Es que en realidad si sacas "as he transitions" de la frase, no vas a perder nada esencial. El original no está escrito con mucha gracia.


----------



## u18ca2

Si, me suena raro en ingles tambien.

adaptarse? (--> a la vida en Finlandia) 
hacerse a la idea de volver a vivir en Finlandia?


----------



## buddingtranslator

Sí, existe esta opción también. El de "as he transitions" no es imprescindible. Buen argumento Cirrus.


----------



## Soledad Medina

Gracias a todos.  El texto en inglés me lo envía el cliente y debo traducirlo al castellano.  No se me permite hacerle observaciones de lo mal que está el texto en inglés.  Me pareció tan raro que por eso acudí a ustedes.

De nuevo, mil gracias.
SM


----------



## Soy Yo

no hay un verbo "to transition" aunque para decirte la verdad no me suena tan tan raro aqui....  "to transtion back" da la idea de un regreso o vuelta con "ajuste"  ... Lo que tú tienes con "retorno" me parece bien.

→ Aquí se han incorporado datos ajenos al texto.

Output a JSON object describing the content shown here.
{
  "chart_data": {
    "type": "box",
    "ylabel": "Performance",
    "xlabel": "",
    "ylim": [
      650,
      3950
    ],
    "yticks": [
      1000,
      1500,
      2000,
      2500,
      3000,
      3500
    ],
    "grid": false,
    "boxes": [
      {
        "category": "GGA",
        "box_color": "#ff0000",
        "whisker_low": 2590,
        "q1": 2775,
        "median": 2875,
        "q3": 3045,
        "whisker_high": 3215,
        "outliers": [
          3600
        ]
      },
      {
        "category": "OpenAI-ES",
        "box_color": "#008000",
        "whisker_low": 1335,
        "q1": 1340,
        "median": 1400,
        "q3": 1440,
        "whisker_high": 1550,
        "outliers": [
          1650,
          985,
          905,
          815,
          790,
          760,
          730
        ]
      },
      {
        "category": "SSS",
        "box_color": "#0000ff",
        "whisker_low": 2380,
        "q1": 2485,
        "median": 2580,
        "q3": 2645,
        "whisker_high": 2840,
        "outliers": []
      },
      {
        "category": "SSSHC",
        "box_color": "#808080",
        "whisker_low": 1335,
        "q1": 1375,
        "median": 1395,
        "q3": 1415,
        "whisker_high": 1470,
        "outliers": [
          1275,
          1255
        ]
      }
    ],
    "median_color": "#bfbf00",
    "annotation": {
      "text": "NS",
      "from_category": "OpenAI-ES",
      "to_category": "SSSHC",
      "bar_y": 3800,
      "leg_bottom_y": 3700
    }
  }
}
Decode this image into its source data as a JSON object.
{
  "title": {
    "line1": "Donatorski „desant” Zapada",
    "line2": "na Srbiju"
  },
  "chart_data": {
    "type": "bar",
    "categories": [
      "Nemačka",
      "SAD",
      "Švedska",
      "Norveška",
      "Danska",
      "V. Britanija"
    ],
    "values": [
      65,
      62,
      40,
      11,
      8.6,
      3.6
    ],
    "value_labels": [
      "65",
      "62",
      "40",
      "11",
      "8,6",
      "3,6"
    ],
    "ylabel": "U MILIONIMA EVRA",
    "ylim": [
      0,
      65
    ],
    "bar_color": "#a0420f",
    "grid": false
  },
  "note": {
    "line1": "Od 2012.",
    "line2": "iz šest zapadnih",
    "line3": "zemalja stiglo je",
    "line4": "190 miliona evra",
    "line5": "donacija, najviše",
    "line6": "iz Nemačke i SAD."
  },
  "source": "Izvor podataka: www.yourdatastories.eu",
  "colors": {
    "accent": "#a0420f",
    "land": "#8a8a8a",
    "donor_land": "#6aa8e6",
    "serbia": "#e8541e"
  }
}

le servirá bien cuando regrese (vuelva) a Finlandia.


----------



## aurilla

His strong international experience will serve him well as he transitions back to Finland.


"Su gran experiencia internacional le servirá de mucho durante/ en el transcurso de su transición de regreso a Finlandia".


----------



## Soledad Medina

Mil gracias!!!!
SM


----------



## SADACA

Soledad Medina said:
			
		

> His strong international experience will serve him well as he transitions back to Finland.
> 
> Su sólida experiencia internacional le será de gran ayuda ................................ en su retorno a Finlandia???
> 
> 
> Necesito escribir esta frase correctamente en castellano.
> Agradecere ayuda.
> SM


Una vez mas, violando el contenido exacto de las palabras me lanzo con una idea similar:
"La sólida experiencia que ha adquirido internacionalmente le servirá de mucho para su reincorporación a Finlandia"


----------



## Soledad Medina

Gracias a todos!!!!
SM


----------



## danielfranco

Hi, there... erm... ahem... I've heard "transition" used as a verb before. I suppose it's one of those quirks of the English language when they use nouns as verbs and gerunds as nouns. Another common one is when they say, "the assassin garrotes his victims..." instead of saying that the assassin strangles his victims with a garrote.
But I could be wrong, you know?
Dan F


----------



## beardouk

transition as a verb sounds like an americanism to me.  Or even american business-speak.


----------



## mbgoring

FYI, transition as a verb is used very commonly in my work setting, where children with special needs are taught to transition from activity to activity in the classroom setting.  It is a developmental skill, and a very commonly-used verb.  We watch the kids to see how they're doing, or if transitioning is difficult for them.  Do they follow cues easily as they transition, do they resist, do they need lots of lead time to prepare themselves to transition, etc.
Thanks, all.
Mary Beth


----------



## suso26

A lo mejor es un error y es "his transitions".. solo es una idea...


----------



## beardouk

Garrotte is a proper English word - the Spanish equivalent is agarrotar.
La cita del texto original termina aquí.